I had no idea, thinking the mirror must have been there for a joke. She and some other people were talking about putting it on the floor and looking up each other's dresses and that some of the guys wanted to look up their dresses. I shifted my mirror.

Anyway, just the other day, my boss told me my previous manager had got "concerned" about some work I'd done because one of her staff brought it up to her. There was nothing wrong with what I did as such so I got a bit annoyed and said to him "don't they have anything better to do than to nitpick like this?".

He said "well, there's no need to get mad about it" and I said "I've had to put up with this kind of *** for years!" and then I started to cry so he said to take a walk. I then went to see the person I usually have afternoon tea with but I was a bit late and someone else was sitting with them so I went away.

I always do this - it is one of my "internal rules" - if I usually go to talk to one person and someone else is there, I won't intrude.
Do you have a union? If not can you join one?
You can then talk to a union worker about what is happening, and get them to take notes, should the situation get worse, or not improve.

You will at least then have some proof at a tribunal of what has been happening. If you feel forced to quit, or get fired, you wont be able to get benefits, if it is the same as the system in the UK.

We need to actively protect our rights as much as possible.
Amy, I wish it were that easy but I haven't got a lot of faith in my union since a few things that have gone on in the past few years. There is a rep on my floor who would have some sympathy I'm sure and I could also approach the harassment contact officer. Once I've calmed down a bit, I'll see about doing that.

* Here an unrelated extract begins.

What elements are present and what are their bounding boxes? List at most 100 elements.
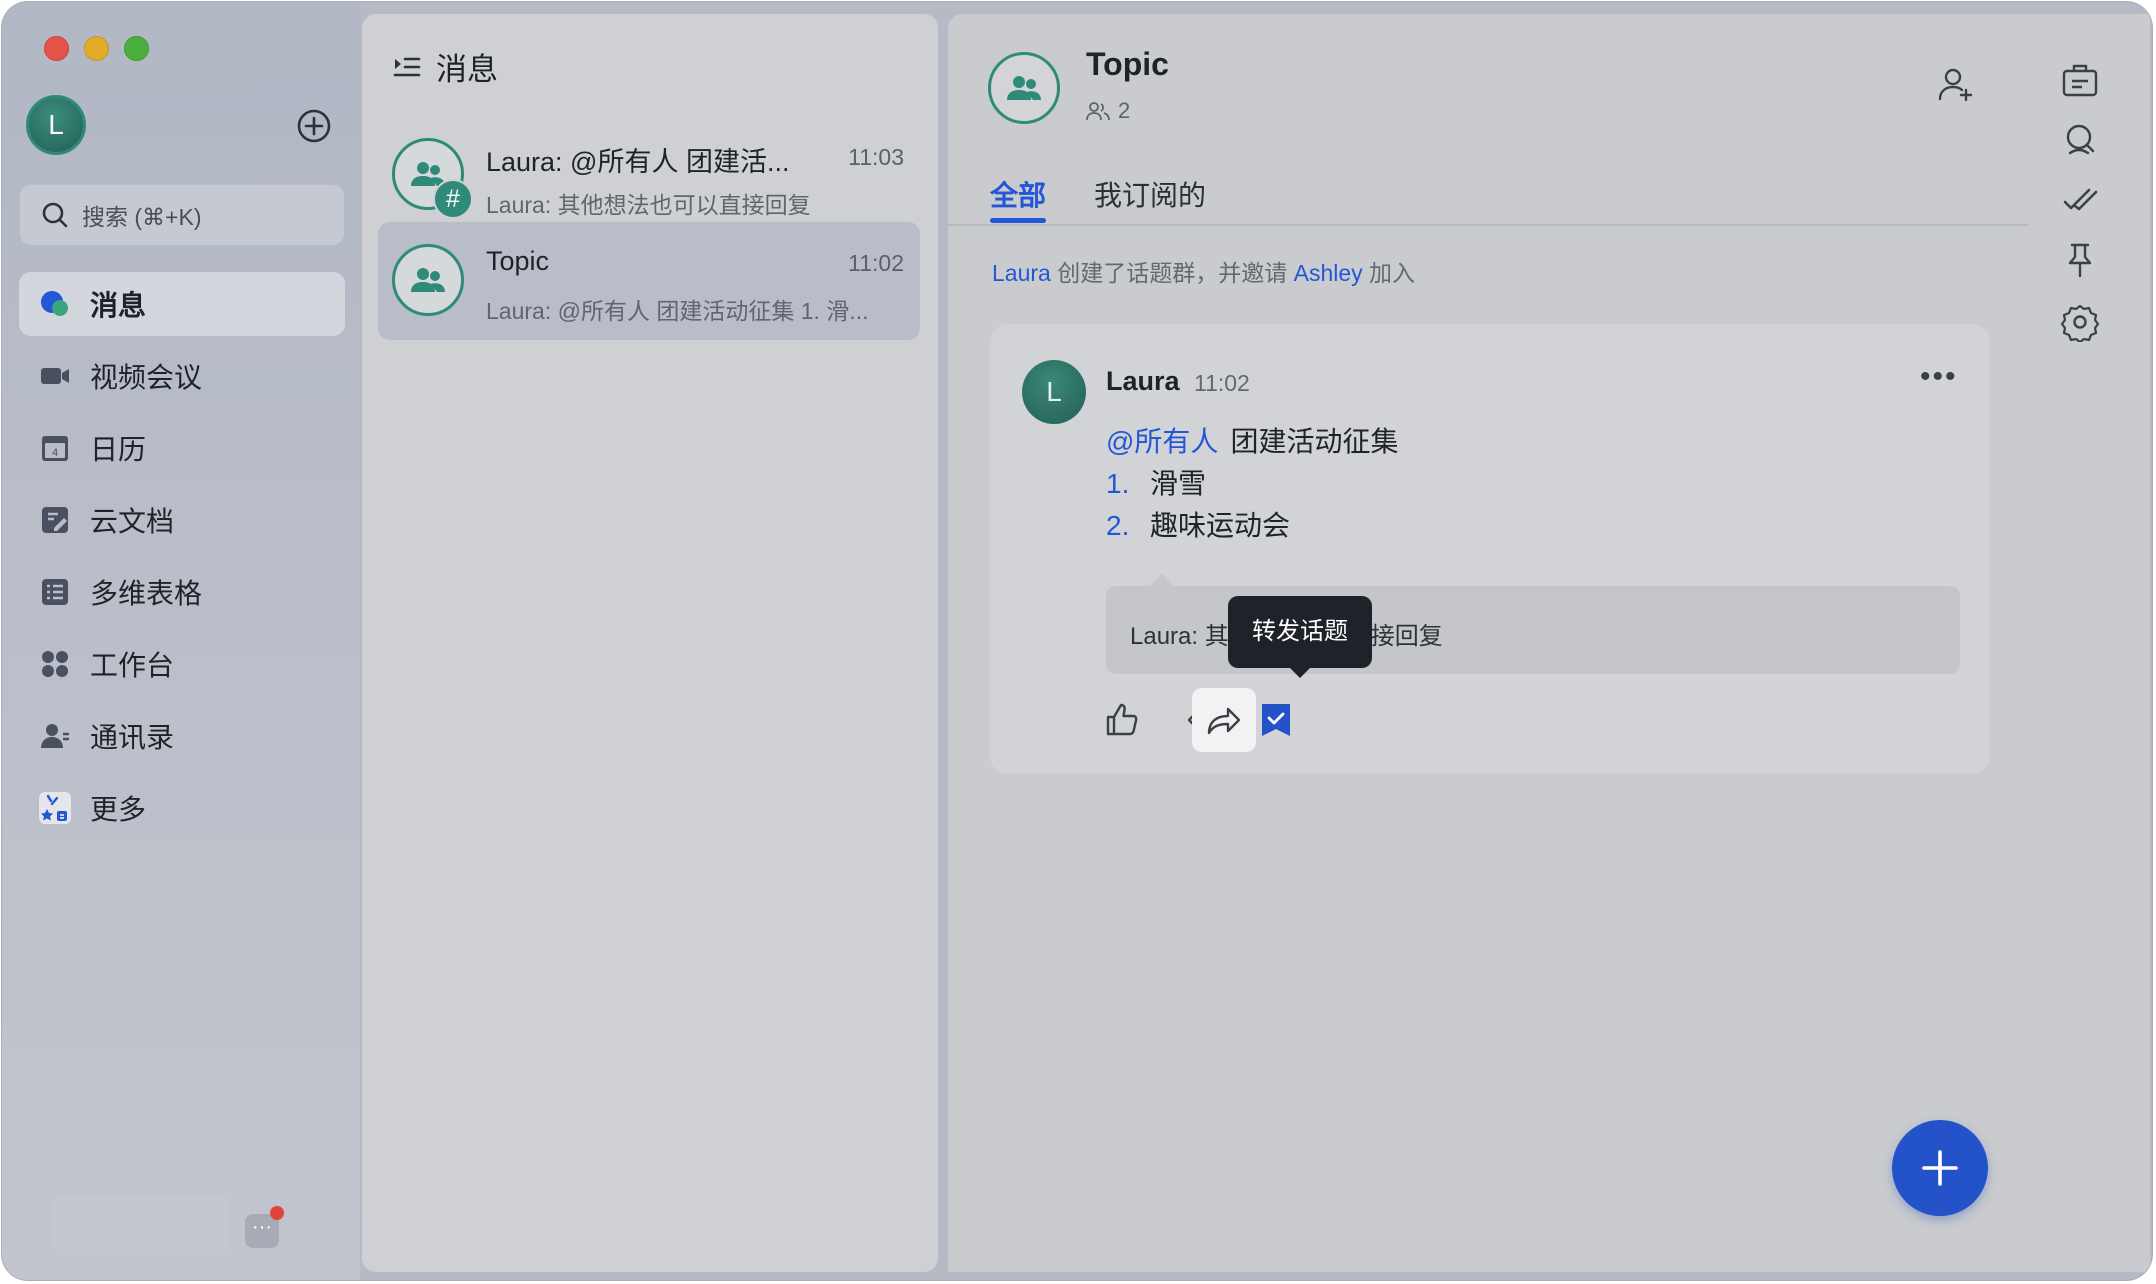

The problem with the union is that the woman who was "helping" me before had some principles once but let a lot of them go when she became politically ambitious and got a position on caucus. I now don't feel at all comfortable in dealing with her as she can be very bitchy.

As an example, when I was off for 7 months because of "disturbing incidents in the workplace", I detailed some incidents of what I considered harassment by my boss. She agreed and said I should take some kind of legal action about it or at least raise an administrative complaint and that she would help me with this. Some time later, she was trying to force me to work again with the same boss and told me that I should "co-operate with her and tell her when I'm getting upset". As I had nil trust in this manager, there was no way this was going to happen.

Fortunately, someone in personnel got involved and got me assigned to a different team where the manager was sympathic. She left about 3 months ago but by that time, had become good mates with the 2 main women who've been ostracising me in the past few months. They are cunning and will butter up the boss and other people so as to isolate people they don't like. I'm not the only one and some people have left because of it.

As for my previous manager, one woman resigned because of the way she treated her and another is on long term leave. She gets on well with some people and had been very kind to a lady who sometimes has grand mal epileptic fits but she takes dislikes to other people and is not able to deal with these in a manner fitting to being a manager.

Personally, I don't see how she can continue to get away with her incompetence in handling staff but she must be able to tell a good story when it suits her.

The union rep (secretary) I spoke of before has done other double-crosses on me and no doubt to other people. She is always on the lookout for the quick solution, even when it is quite clearly not the right one for the person she is supposedly helping. She has made a number of enemies in recent years because of this.
T, do you have a disability officer at your union headquarters?  Maybe there is someone there who can advocate on your behalf so that your issues can be accommodated in the workplace.  It is my experience that unions are not well set up to negotiate conflict between individual members.  A disability officer might assist you to deal with these matters.